Deadly friendship

Daily Reading for June 18 • Bernard Mizeki, Catechist and Marytr in Rhodesia, 1896

The word “friend” recurs frequently in the story of Bernard Mizeki’s life, ministry, and martyrdom. Fleeing oppression in Portuguese East Africa, Mizeki was befriended by Anglican missionaries and became a Christian. He, in turn, befriended the people of Central Africa, and they likewise came to Christianity. In Mashonaland he was caught in conflict between the natives and the Europeans who lived there—both of whom he loved as friends—and was killed. Bernard’s experience is a story of deadly friendship. . . .
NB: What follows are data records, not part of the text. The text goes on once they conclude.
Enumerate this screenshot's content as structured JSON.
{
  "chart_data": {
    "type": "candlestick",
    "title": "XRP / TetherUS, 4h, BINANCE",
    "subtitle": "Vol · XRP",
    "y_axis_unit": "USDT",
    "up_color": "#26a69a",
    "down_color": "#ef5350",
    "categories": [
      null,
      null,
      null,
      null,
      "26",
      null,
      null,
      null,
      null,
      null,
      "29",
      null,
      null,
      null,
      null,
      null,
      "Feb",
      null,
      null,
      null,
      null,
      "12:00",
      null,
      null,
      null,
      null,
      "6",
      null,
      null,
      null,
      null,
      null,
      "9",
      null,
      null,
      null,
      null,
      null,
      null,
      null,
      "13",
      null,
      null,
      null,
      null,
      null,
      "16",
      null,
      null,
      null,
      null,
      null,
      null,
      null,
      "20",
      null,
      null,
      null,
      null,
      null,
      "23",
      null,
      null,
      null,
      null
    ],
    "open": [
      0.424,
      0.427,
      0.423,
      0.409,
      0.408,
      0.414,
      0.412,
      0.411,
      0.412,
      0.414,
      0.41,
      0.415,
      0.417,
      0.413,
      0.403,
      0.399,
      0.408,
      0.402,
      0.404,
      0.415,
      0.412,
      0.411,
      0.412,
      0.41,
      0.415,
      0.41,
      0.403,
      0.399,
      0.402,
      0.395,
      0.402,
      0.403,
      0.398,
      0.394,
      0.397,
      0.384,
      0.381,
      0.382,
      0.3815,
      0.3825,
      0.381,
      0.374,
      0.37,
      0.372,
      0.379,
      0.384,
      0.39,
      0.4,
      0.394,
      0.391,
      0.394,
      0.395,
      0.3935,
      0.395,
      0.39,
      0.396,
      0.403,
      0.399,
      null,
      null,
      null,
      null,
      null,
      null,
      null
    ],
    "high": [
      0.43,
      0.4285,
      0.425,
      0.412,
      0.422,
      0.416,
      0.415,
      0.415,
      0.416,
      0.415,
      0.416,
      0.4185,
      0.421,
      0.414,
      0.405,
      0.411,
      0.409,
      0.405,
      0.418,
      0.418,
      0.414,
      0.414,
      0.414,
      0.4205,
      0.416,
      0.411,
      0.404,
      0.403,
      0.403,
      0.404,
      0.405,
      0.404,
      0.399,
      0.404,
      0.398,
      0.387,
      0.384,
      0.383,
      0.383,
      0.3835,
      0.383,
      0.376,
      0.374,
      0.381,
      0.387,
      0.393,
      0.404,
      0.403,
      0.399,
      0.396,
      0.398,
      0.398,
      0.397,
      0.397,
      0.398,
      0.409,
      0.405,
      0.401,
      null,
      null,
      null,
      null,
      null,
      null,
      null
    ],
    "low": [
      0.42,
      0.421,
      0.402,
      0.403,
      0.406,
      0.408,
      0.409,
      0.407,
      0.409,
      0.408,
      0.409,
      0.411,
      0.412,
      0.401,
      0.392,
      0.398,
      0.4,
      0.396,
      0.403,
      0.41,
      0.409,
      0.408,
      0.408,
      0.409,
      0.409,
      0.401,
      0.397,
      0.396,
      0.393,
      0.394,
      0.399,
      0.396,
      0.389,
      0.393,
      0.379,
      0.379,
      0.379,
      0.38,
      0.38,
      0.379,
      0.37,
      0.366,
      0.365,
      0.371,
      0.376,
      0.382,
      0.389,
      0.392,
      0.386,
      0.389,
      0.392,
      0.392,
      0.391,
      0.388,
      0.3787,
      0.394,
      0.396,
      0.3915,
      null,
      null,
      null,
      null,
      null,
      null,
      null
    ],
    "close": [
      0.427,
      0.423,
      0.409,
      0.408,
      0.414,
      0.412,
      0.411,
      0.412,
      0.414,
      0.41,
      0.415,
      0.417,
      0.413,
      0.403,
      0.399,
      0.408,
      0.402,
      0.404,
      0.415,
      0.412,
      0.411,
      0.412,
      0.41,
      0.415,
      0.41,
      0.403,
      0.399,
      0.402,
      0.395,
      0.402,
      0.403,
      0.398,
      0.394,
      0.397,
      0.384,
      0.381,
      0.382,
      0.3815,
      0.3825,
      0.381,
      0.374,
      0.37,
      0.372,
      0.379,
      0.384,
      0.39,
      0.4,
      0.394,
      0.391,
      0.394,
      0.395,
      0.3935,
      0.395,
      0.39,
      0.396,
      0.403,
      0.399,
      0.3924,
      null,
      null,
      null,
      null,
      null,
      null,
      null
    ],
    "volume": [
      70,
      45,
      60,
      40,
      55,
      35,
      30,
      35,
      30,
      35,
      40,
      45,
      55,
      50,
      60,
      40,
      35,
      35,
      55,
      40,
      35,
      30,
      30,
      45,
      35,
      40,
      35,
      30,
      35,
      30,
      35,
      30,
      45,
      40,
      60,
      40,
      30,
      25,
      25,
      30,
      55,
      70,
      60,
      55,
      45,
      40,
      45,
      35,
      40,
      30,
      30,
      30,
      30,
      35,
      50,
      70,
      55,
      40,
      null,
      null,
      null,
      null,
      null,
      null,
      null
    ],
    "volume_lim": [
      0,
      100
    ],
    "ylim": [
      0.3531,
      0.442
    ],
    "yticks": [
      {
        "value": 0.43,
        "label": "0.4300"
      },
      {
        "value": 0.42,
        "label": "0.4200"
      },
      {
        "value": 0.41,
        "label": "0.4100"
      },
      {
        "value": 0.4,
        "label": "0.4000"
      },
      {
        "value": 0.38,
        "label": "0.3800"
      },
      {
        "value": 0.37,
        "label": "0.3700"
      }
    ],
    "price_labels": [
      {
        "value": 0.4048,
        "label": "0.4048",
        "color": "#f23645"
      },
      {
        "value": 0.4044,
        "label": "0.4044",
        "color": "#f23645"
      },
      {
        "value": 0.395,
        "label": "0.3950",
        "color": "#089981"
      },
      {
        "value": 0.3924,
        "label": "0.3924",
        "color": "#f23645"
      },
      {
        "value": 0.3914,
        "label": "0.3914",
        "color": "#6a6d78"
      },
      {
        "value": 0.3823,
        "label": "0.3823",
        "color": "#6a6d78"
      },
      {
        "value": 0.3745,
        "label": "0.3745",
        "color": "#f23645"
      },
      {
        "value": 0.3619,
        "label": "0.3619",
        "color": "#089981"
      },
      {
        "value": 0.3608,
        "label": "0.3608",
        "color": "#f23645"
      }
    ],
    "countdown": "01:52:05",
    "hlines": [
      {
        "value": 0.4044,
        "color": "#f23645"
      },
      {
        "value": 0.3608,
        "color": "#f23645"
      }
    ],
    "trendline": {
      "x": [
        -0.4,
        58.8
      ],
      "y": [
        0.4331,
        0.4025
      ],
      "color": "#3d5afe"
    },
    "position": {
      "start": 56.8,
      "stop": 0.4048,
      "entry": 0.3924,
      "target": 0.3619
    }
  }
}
Even when they are not fatal, friendships can be life-changing, introducing death in another guise. Friendship can change us, profoundly convert us, challenge and confront us. Friendship can bring death to old ideas, set us in opposition to prevailing norms, bind us in loyalty to the undesirable or despised. Deadly friendships can cost us our jobs, our securities, our lives. White students from Princeton Seminary were felled by bullets in the South because they befriended blacks; physicians and nurses have lost their own lives caring for persons with AIDS and other deadly diseases; congregations have died because they befriended the unlovely, the untouchable, the unfortunate. Bernard Mizeki reminds us that the measure of ministry is sometimes taken in friendships—deadly friendships.

From Brightest and Best: A Companion to the Lesser Feasts and Fasts by Sam Portaro (Cowley, 2001).